Emotion includes a wide range of observable behaviors, expressed feelings, and changes in the body state. This diversity in intended meanings of the word emotion makes it hard to understand and study. For many of us emotions are very personal states, difficult to define or to identify except in the most obvious instances. Moreover, many aspects of emotion seem unconscious to us. Even simple emotional states appear to be much more complicated than states as hunger and thirst. The expression of emotion is also an effective means of communication.

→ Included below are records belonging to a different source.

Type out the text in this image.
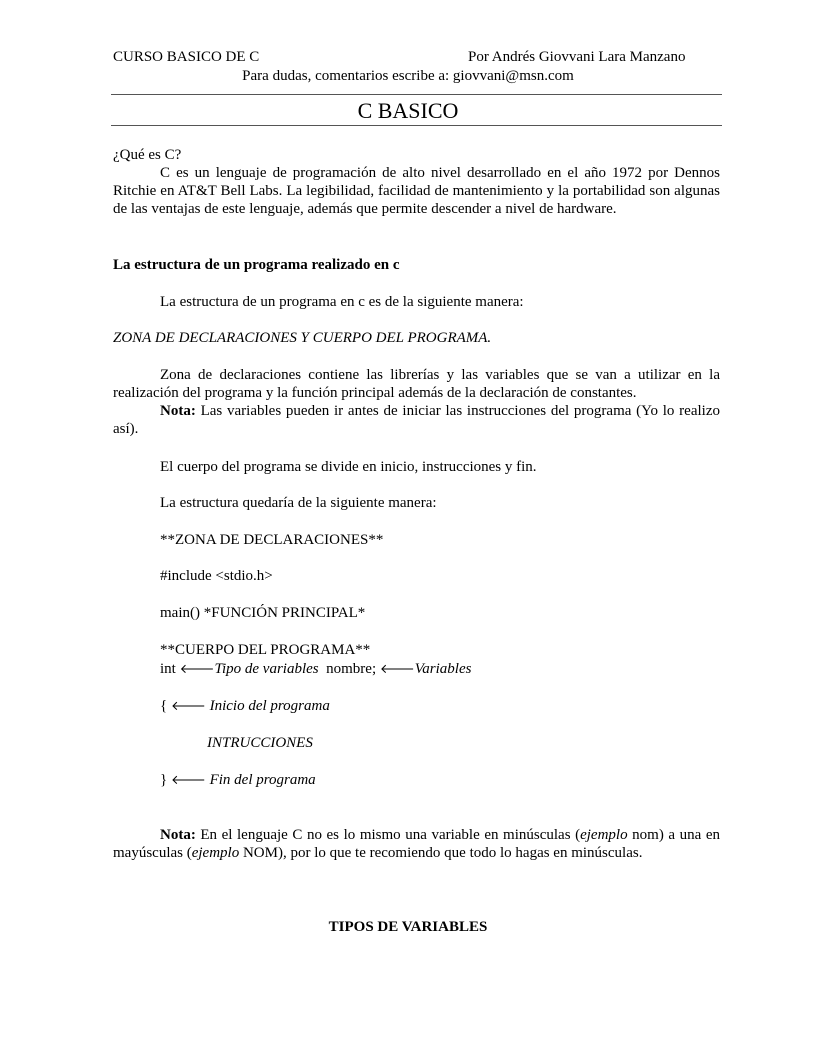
CURSO BASICO DE C	Por Andrés Giovvani Lara Manzano
Para dudas, comentarios escribe a: giovvani@msn.com
C BASICO
¿Qué es C?
C es un lenguaje de programación de alto nivel desarrollado en el año 1972 por Dennos Ritchie en AT&T Bell Labs. La legibilidad, facilidad de mantenimiento y la portabilidad son algunas de las ventajas de este lenguaje, además que permite descender a nivel de hardware.
La estructura de un programa realizado en c
La estructura de un programa en c es de la siguiente manera:
ZONA DE DECLARACIONES Y CUERPO DEL PROGRAMA.
Zona de declaraciones contiene las librerías y las variables que se van a utilizar en la realización del programa y la función principal además de la declaración de constantes.
Nota: Las variables pueden ir antes de iniciar las instrucciones del programa (Yo lo realizo así).
El cuerpo del programa se divide en inicio, instrucciones y fin.
La estructura quedaría de la siguiente manera:
**ZONA DE DECLARACIONES**
#include <stdio.h>
main() *FUNCIÓN PRINCIPAL*
**CUERPO DEL PROGRAMA**
int 🡐Tipo de variables  nombre; 🡐Variables
{ 🡐 Inicio del programa
INTRUCCIONES
} 🡐 Fin del programa
Nota: En el lenguaje C no es lo mismo una variable en minúsculas (ejemplo nom) a una en mayúsculas (ejemplo NOM), por lo que te recomiendo que todo lo hagas en minúsculas.
TIPOS DE VARIABLES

There are four basic components of emotions:
1. The physiological aspect, which involves active changes in the body physically, e.g., tachycardia (rapid heart rate), tachypnoea (fast breathing), dilated pupils etc. For example, try to recall the pounding heart and dry mouth, just before looking at the notice board for the annual exam results.

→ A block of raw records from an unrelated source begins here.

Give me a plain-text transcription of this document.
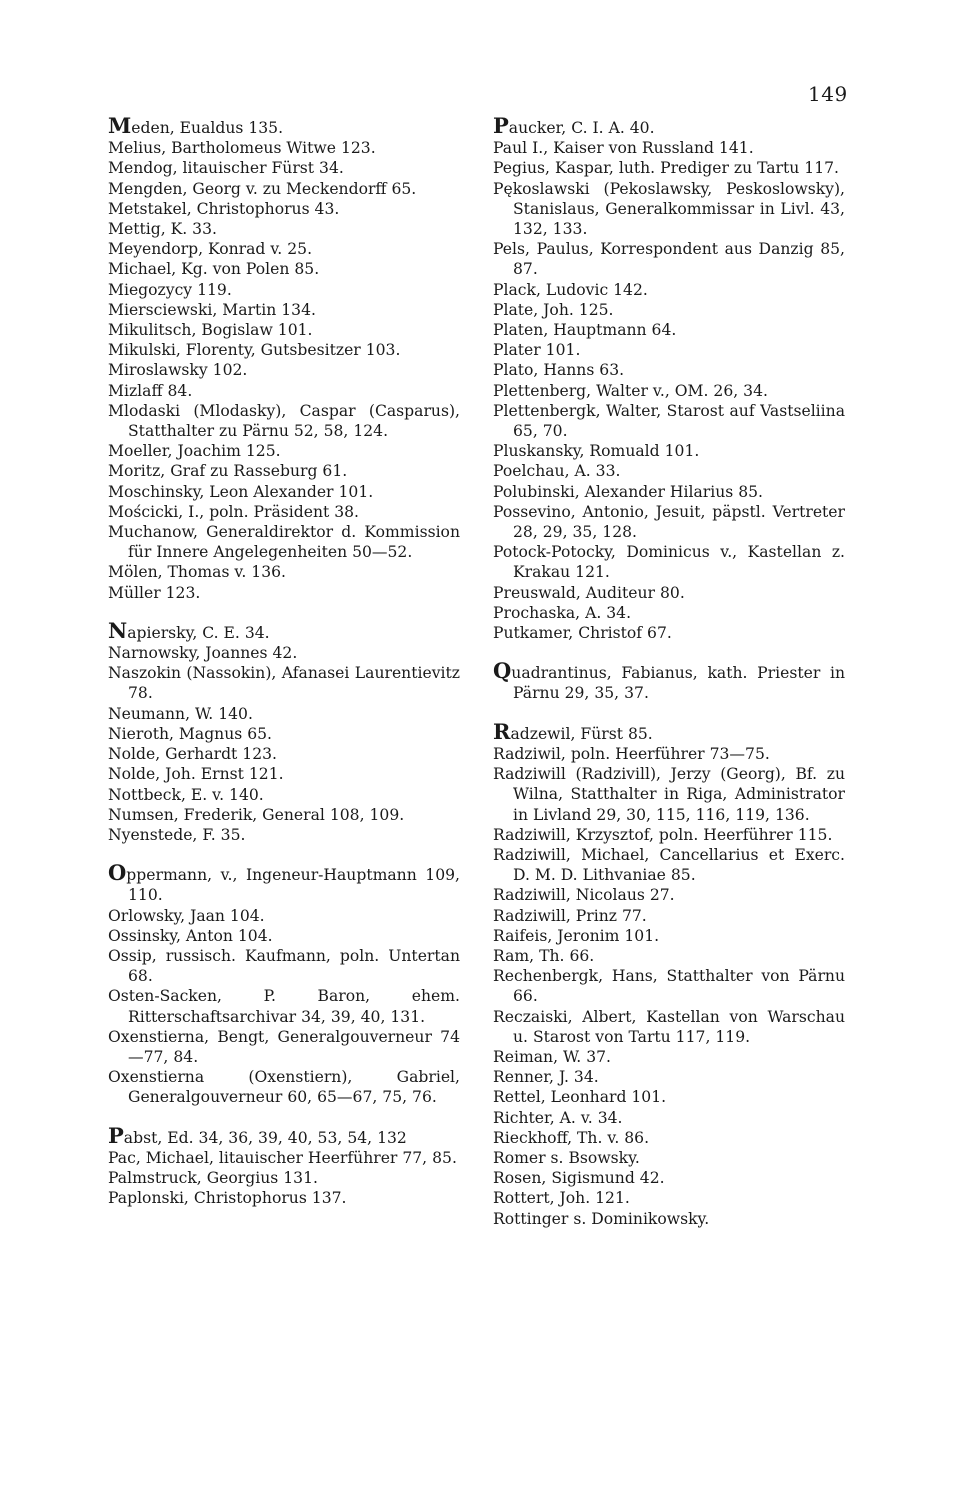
149
Meden, Eualdus 135.
Melius, Bartholomeus Witwe 123.
Mendog, litauischer Fürst 34.
Mengden, Georg v. zu Meckendorff 65.
Metstakel, Christophorus 43.
Mettig, K. 33.
Meyendorp, Konrad v. 25.
Michael, Kg. von Polen 85.
Miegozycy 119.
Miersciewski, Martin 134.
Mikulitsch, Bogislaw 101.
Mikulski, Florenty, Gutsbesitzer 103.
Miroslawsky 102.
Mizlaff 84.
Mlodaski (Mlodasky), Caspar (Casparus), Statthalter zu Pärnu 52, 58, 124.
Moeller, Joachim 125.
Moritz, Graf zu Rasseburg 61.
Moschinsky, Leon Alexander 101.
Mościcki, I., poln. Präsident 38.
Muchanow, Generaldirektor d. Kommission für Innere Angelegenheiten 50—52.
Mölen, Thomas v. 136.
Müller 123.
Napiersky, C. E. 34.
Narnowsky, Joannes 42.
Naszokin (Nassokin), Afanasei Laurentievitz 78.
Neumann, W. 140.
Nieroth, Magnus 65.
Nolde, Gerhardt 123.
Nolde, Joh. Ernst 121.
Nottbeck, E. v. 140.
Numsen, Frederik, General 108, 109.
Nyenstede, F. 35.
Oppermann, v., Ingeneur-Hauptmann 109, 110.
Orlowsky, Jaan 104.
Ossinsky, Anton 104.
Ossip, russisch. Kaufmann, poln. Untertan 68.
Osten-Sacken, P. Baron, ehem. Ritterschaftsarchivar 34, 39, 40, 131.
Oxenstierna, Bengt, Generalgouverneur 74—77, 84.
Oxenstierna (Oxenstiern), Gabriel, Generalgouverneur 60, 65—67, 75, 76.
Pabst, Ed. 34, 36, 39, 40, 53, 54, 132
Pac, Michael, litauischer Heerführer 77, 85.
Palmstruck, Georgius 131.
Paplonski, Christophorus 137.
Paucker, C. I. A. 40.
Paul I., Kaiser von Russland 141.
Pegius, Kaspar, luth. Prediger zu Tartu 117.
Pękoslawski (Pekoslawsky, Peskoslowsky), Stanislaus, Generalkommissar in Livl. 43, 132, 133.
Pels, Paulus, Korrespondent aus Danzig 85, 87.
Plack, Ludovic 142.
Plate, Joh. 125.
Platen, Hauptmann 64.
Plater 101.
Plato, Hanns 63.
Plettenberg, Walter v., OM. 26, 34.
Plettenbergk, Walter, Starost auf Vastseliina 65, 70.
Pluskansky, Romuald 101.
Poelchau, A. 33.
Polubinski, Alexander Hilarius 85.
Possevino, Antonio, Jesuit, päpstl. Vertreter 28, 29, 35, 128.
Potock-Potocky, Dominicus v., Kastellan z. Krakau 121.
Preuswald, Auditeur 80.
Prochaska, A. 34.
Putkamer, Christof 67.
Quadrantinus, Fabianus, kath. Priester in Pärnu 29, 35, 37.
Radzewil, Fürst 85.
Radziwil, poln. Heerführer 73—75.
Radziwill (Radzivill), Jerzy (Georg), Bf. zu Wilna, Statthalter in Riga, Administrator in Livland 29, 30, 115, 116, 119, 136.
Radziwill, Krzysztof, poln. Heerführer 115.
Radziwill, Michael, Cancellarius et Exerc. D. M. D. Lithvaniae 85.
Radziwill, Nicolaus 27.
Radziwill, Prinz 77.
Raifeis, Jeronim 101.
Ram, Th. 66.
Rechenbergk, Hans, Statthalter von Pärnu 66.
Reczaiski, Albert, Kastellan von Warschau u. Starost von Tartu 117, 119.
Reiman, W. 37.
Renner, J. 34.
Rettel, Leonhard 101.
Richter, A. v. 34.
Rieckhoff, Th. v. 86.
Romer s. Bsowsky.
Rosen, Sigismund 42.
Rottert, Joh. 121.
Rottinger s. Dominikowsky.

2. The cognitive component, which emphasizes the importance of thoughts, beliefs, and expectations in determining the type and intensity of emotional response. For example, if we look back and think about our friends/relatives, we do recall that ‘sensitivity’ was inbuilt in some.

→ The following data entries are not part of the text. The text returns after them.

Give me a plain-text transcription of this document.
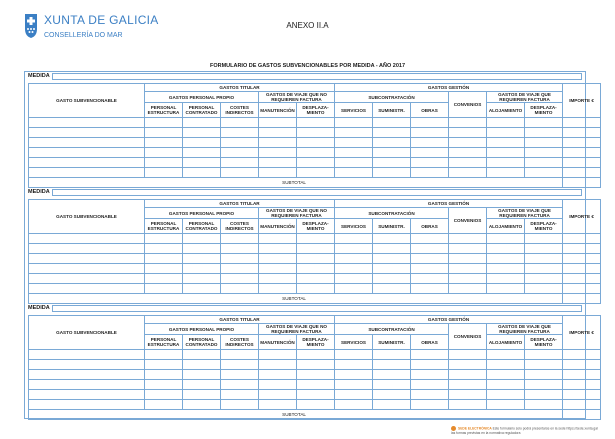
XUNTA DE GALICIA
CONSELLERÍA DO MAR
ANEXO II.A
FORMULARIO DE GASTOS SUBVENCIONABLES POR MEDIDA - AÑO 2017
MEDIDA
GASTO SUBVENCIONABLE	GASTOS TITULAR					GASTOS GESTIÓN						IMPORTE €
	GASTOS PERSONAL PROPIO			GASTOS DE VIAJE QUE NO REQUIEREN FACTURA		SUBCONTRATACIÓN			CONVENIOS	GASTOS DE VIAJE QUE REQUIEREN FACTURA		
	PERSONAL ESTRUCTURA	PERSONAL CONTRATADO	COSTES INDIRECTOS	MANUTENCIÓN	DESPLAZA-MIENTO	SERVICIOS	SUMINISTR.	OBRAS		ALOJAMIENTO	DESPLAZA-MIENTO	

SUBTOTAL												
MEDIDA
GASTO SUBVENCIONABLE	GASTOS TITULAR					GASTOS GESTIÓN						IMPORTE €
	GASTOS PERSONAL PROPIO			GASTOS DE VIAJE QUE NO REQUIEREN FACTURA		SUBCONTRATACIÓN			CONVENIOS	GASTOS DE VIAJE QUE REQUIEREN FACTURA		
	PERSONAL ESTRUCTURA	PERSONAL CONTRATADO	COSTES INDIRECTOS	MANUTENCIÓN	DESPLAZA-MIENTO	SERVICIOS	SUMINISTR.	OBRAS		ALOJAMIENTO	DESPLAZA-MIENTO	

SUBTOTAL												
MEDIDA
GASTO SUBVENCIONABLE	GASTOS TITULAR					GASTOS GESTIÓN						IMPORTE €
	GASTOS PERSONAL PROPIO			GASTOS DE VIAJE QUE NO REQUIEREN FACTURA		SUBCONTRATACIÓN			CONVENIOS	GASTOS DE VIAJE QUE REQUIEREN FACTURA		
	PERSONAL ESTRUCTURA	PERSONAL CONTRATADO	COSTES INDIRECTOS	MANUTENCIÓN	DESPLAZA-MIENTO	SERVICIOS	SUMINISTR.	OBRAS		ALOJAMIENTO	DESPLAZA-MIENTO	

SUBTOTAL												
SEDE ELECTRÓNICA Este formulario solo podrá presentarse en la sede https://sede.xunta.gal las formas previstas en la normativa reguladora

3. The behavioural component, which involves the various forms of expressions that emotions may take , e.g., facial expressions, bodily postures, gestures, and tone of voice which changes with anger, joy, fear, sorrow, etc. Some ‘express’ more, others less. As in, in our culture girls have a much free hand at crying, if they cry it’s ok, and when boys do that, they are ‘sissy’.
4. The subjective experience, which includes elements of pleasure, or displeasure, intensity of feeling, etc. what one individual experiences as intensely as pleasurable may be boring for another. So, remember the best and worst moment of your life for five minutes each, and try to recognise what is the difference while you were reliving those states.